Over-the-counter artificial tears can provide quick but temporary symptom relief and help lubricate eyes. Some over-the-counter artificial tears, designed for cosmetic improvement of the eye’s appearance, may actually worsen the condition and also may create potential eye health problems if used too frequently. It’s always wise to ask your doctor before using any dry eye treatment on your eye.

Questions to Ask Your Doctor About Dry Eye Treatment

It’s important to talk to an eye doctor and determine the best course of treatment for your specific dry eye problem. You may want to prepare a list of questions that will help you better understand the possible cause and the most effective therapy for you. Here are some of the subjects other dry eye patients have raised.

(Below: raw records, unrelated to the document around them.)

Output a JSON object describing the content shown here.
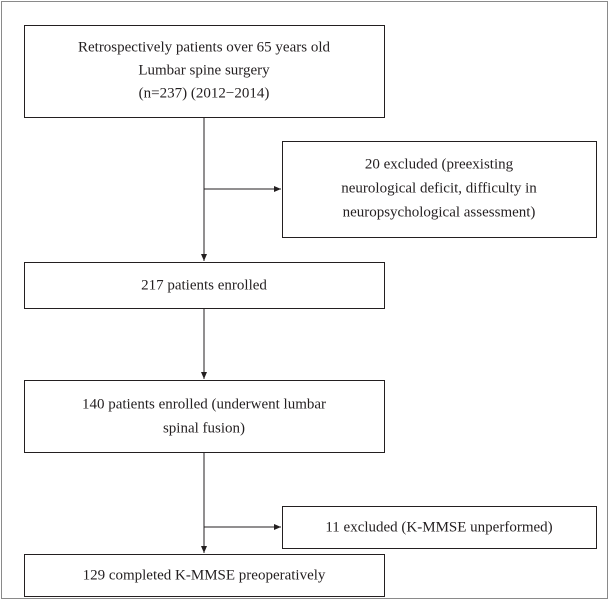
{
  "nodes": [
    {
      "lines": [
        "Retrospectively patients over 65 years old",
        "Lumbar spine surgery",
        "(n=237) (2012−2014)"
      ]
    },
    {
      "lines": [
        "20 excluded (preexisting",
        "neurological deficit, difficulty in",
        "neuropsychological assessment)"
      ]
    },
    {
      "lines": [
        "217 patients enrolled"
      ]
    },
    {
      "lines": [
        "140 patients enrolled (underwent lumbar",
        "spinal fusion)"
      ]
    },
    {
      "lines": [
        "11 excluded (K-MMSE unperformed)"
      ]
    },
    {
      "lines": [
        "129 completed K-MMSE preoperatively"
      ]
    }
  ]
}
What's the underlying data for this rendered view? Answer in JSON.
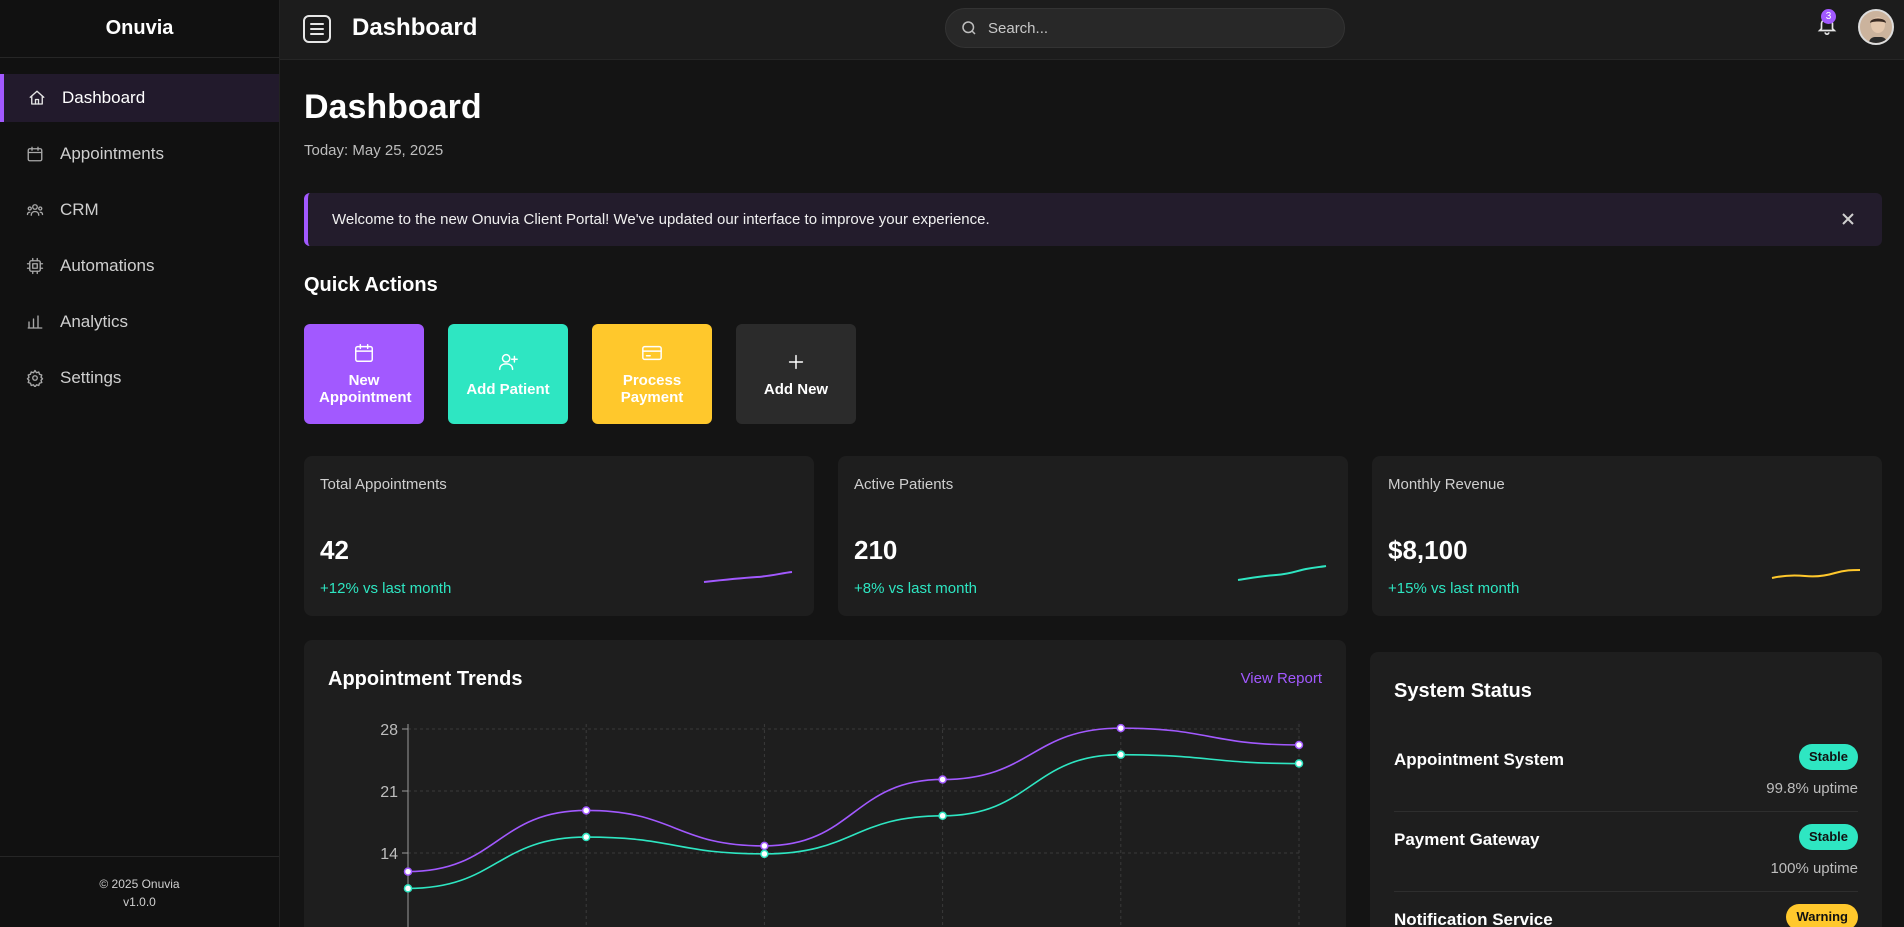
{
  "sidebar": {
    "brand": "Onuvia",
    "items": [
      {
        "label": "Dashboard",
        "icon": "home-icon",
        "active": true
      },
      {
        "label": "Appointments",
        "icon": "calendar-icon"
      },
      {
        "label": "CRM",
        "icon": "users-icon"
      },
      {
        "label": "Automations",
        "icon": "cpu-icon"
      },
      {
        "label": "Analytics",
        "icon": "bar-chart-icon"
      },
      {
        "label": "Settings",
        "icon": "gear-icon"
      }
    ],
    "footer": {
      "copyright": "© 2025 Onuvia",
      "version": "v1.0.0"
    }
  },
  "header": {
    "title": "Dashboard",
    "search_placeholder": "Search...",
    "notification_count": "3"
  },
  "main": {
    "title": "Dashboard",
    "date": "Today: May 25, 2025",
    "banner": "Welcome to the new Onuvia Client Portal! We've updated our interface to improve your experience.",
    "quick_actions_title": "Quick Actions",
    "quick_actions": [
      {
        "label": "New Appointment",
        "icon": "calendar-icon",
        "color": "#a259ff"
      },
      {
        "label": "Add Patient",
        "icon": "user-plus-icon",
        "color": "#2ee6c2"
      },
      {
        "label": "Process Payment",
        "icon": "credit-card-icon",
        "color": "#ffc82c"
      },
      {
        "label": "Add New",
        "icon": "plus-icon",
        "color": "#2b2b2b"
      }
    ],
    "stats": [
      {
        "label": "Total Appointments",
        "value": "42",
        "change": "+12% vs last month",
        "color": "#a259ff"
      },
      {
        "label": "Active Patients",
        "value": "210",
        "change": "+8% vs last month",
        "color": "#2ee6c2"
      },
      {
        "label": "Monthly Revenue",
        "value": "$8,100",
        "change": "+15% vs last month",
        "color": "#ffc82c"
      }
    ],
    "trends": {
      "title": "Appointment Trends",
      "link": "View Report"
    },
    "system_status": {
      "title": "System Status",
      "items": [
        {
          "name": "Appointment System",
          "status": "Stable",
          "uptime": "99.8% uptime"
        },
        {
          "name": "Payment Gateway",
          "status": "Stable",
          "uptime": "100% uptime"
        },
        {
          "name": "Notification Service",
          "status": "Warning",
          "uptime": ""
        }
      ]
    }
  },
  "chart_data": {
    "type": "line",
    "title": "Appointment Trends",
    "xlabel": "",
    "ylabel": "",
    "yticks": [
      14,
      21,
      28
    ],
    "ylim": [
      7,
      28
    ],
    "grid": true,
    "series": [
      {
        "color": "#a259ff",
        "values": [
          11.9,
          18.8,
          14.8,
          22.3,
          28.1,
          26.2
        ]
      },
      {
        "color": "#2ee6c2",
        "values": [
          10.0,
          15.8,
          13.9,
          18.2,
          25.1,
          24.1
        ]
      }
    ]
  }
}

What kind of dry eye condition do I have?

I’m very aware of the dryness of my eyes. But I don’t know whether it’s because of an allergy, the weather, or staring at the computer screen all day. Do I have Chronic Dry Eye, or some other condition?

Do my contact lens cause dry eye?

If contact lenses don’t cause dry eye, do they make it worse? Can I keep wearing them?

Is it long-term?

This came upon me gradually and now it’s an everyday thing that I just can’t get used to. Is this a permanent condition? Will it go away all by itself?

How often can I use artificial tears?

Artificial tears seem to help. Is it OK to use them regularly? How many times a day?

Is there a difference among the many artificial tears and products that claim to get the red out?

Is there anything I should know about certain kinds of artificial tears, or may I use just any over-the-counter product?

What are my dry eye treatment options?

Are there options other than artificial tears?